I’m writing a book on NLG (blog), and for the past few weeks I’ve been working on the evaluation section. This has encouraged me to take a ‘big picture’ perspective, and one possibility I see for the future is that evaluations based on LLMs such as PALM and GPT will replace current metrics (BLEU, BLEURT, etc) and also lower-quality human evaluations (eg, most studies which ask Turkers for Likert ratings). At the same time, widespread use of LLMs will encourage the development of high-quality human evaluations to assess aspects of quality that are difficult for LLMs, such as semantic and pragmatic correctness.
In short, the current mix of evaluation in NLG (mostly metrics, including obsolete ones such as BLEU; some human, many of questionable quality) will be replaced by a combination of LLM-based evaluations and high-quality human evaluations.
Current state of evaluation in NLG
In 2023 most evaluation in NLG is done using automatic metrics. Older and obsolete metrics such as BLEU are still heavily used, despite the existence of much better alternatives. However, even modern trained metrics such as BLEURT struggle to measure semantic correctness (eg, hallucinations and omissions) and pragmatic correctness.
Some evaluation is done using human evaluation, but the scientific quality of a lot of human evaluation is poor, and recent work emphasises that poor-quality human evaluation is not very useful. However, we are seeing more work on high-quality human evaluation protocols. I’m especially excited by annotation-based protocols such as MQM and our work on evaluating factual accuracy in data-to-text.
LLM based evaluation
At the time of writing, there is a lot of excitement about using LLMs to evaluate generated texts. I was especially impressed by a recent paper by Kocmi and Federman, which showed that GPT 3.5 could evaluate machine translation texts better than existing metrics, using straightforward prompts, no examples, and no reference texts. I know a lot of other people are exploring this space, and it seems plausible to me that LLM-based evaluation could replace BLEU, BLEURT, lower-quality human evaluations, etc. Which I think overall would be a good thing, maybe we’ll finally see the end of BLEU…
However, it is essential that researchers carefully validate where LLM-based evaluation correlates well with high-quality human evaluations, and what sorts of problems it misses. I attended an evaluation webinar led by someone from OpenAI, who claimed that the best way to evaluate GPT4 outputs was by using GPT4 as an evaluation tool. He did not present any evidence to support this other than the fact that he had eyeballed a few ad-hoc evaluation examples and they looked good. GPT4 may well be an excellent evaluation tool, but we need to scientifically validate this claim, and understand where it works and where it doesnt!

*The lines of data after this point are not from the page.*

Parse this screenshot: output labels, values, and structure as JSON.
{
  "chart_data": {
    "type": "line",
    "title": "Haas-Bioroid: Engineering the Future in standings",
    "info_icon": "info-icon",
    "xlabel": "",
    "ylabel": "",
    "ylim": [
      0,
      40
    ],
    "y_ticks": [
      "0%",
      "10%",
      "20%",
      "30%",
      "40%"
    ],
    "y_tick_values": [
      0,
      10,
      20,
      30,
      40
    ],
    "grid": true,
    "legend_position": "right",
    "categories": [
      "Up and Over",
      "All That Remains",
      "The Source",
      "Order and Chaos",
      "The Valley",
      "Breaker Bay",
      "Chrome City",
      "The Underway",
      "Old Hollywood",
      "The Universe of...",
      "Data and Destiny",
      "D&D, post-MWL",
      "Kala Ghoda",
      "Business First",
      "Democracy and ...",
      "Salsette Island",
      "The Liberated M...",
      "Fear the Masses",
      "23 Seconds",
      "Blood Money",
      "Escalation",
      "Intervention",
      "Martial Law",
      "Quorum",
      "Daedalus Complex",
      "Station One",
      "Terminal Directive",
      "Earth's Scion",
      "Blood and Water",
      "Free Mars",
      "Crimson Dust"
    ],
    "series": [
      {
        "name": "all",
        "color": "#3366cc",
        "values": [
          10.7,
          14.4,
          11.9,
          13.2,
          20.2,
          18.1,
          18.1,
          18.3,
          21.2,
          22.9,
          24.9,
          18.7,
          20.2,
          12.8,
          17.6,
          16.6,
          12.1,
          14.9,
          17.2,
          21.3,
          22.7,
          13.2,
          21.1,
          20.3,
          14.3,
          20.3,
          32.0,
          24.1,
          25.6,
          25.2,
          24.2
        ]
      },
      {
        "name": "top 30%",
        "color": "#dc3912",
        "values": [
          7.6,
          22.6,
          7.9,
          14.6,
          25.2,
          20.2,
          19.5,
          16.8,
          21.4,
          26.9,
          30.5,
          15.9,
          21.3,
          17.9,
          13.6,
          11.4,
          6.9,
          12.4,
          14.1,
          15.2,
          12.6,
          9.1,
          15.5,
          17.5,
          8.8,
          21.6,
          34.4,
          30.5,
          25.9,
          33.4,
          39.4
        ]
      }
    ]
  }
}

Another important point is that in order to make it possible to replicate ecaluations, we need to use LLMs which are fixed and do not change (many commercial LLMs such as GPT4 are constantly being updated, which improves performance but makes replicability hard). Open-souce LLMs would be ideal from a replicability perspective.
The other impact of LLMs is that people are taking semantic and even pragmatic correctness more seriously. For many years evaluation techniques for semantic correctness were awful, but few researchers cared, perhaps because they were more interested in leaderboard positions based on rubbish metrics than in real-world utility. But this is changing because semantic correctness is a huge problem with real-world usage of LLMs. I think/hope this will lead to more work on emphasis on high-quality human evaluations, especially task-based and annotation-based evaluations; these are the only reliable way (at least in 2023) to evaluate semantic and pragmatic quality.
NLG Evaluation in 2025
Putting this together, perhaps by 2025 NLG evaluation will look like the following
- Automatic evaluation is mostly done using LLMs. We will have a small number of standard protocols (eg, LLM+prompt pairs) which have been carefully validated as described above. Most of these will use fixed LLMs in order to enhance replicability. BLEU and ROUGE will be ancient history, and BLEURT will be fading.
- High-quality human evaluation will be widely used and indeed expected for high-prestige scientific papers. Annotation and task based protocols will largely replace Likert scales, and researchers will be very careful in both designing and executing their experiments.
- For all types of evaluation, researchers will be expected to respond to concerns and answer questions after their paper is published; this will be supported by formal discussion forums for papers (blog).
Above definitely would be progress and lead to better and more meaningful evaluations. Maybe I’m being naive, but I especially hope that we will finally end the use of BLEU (and ROUGE). I’ve been complaining about BLEU for almost 20 years (paper), as have others. There is no scientific justification for its use in 2023, but unfortunately many researchers are reluctant to change. Sometimes a “shock” is the best agent of change, and perhaps LLMs can provide such a shock!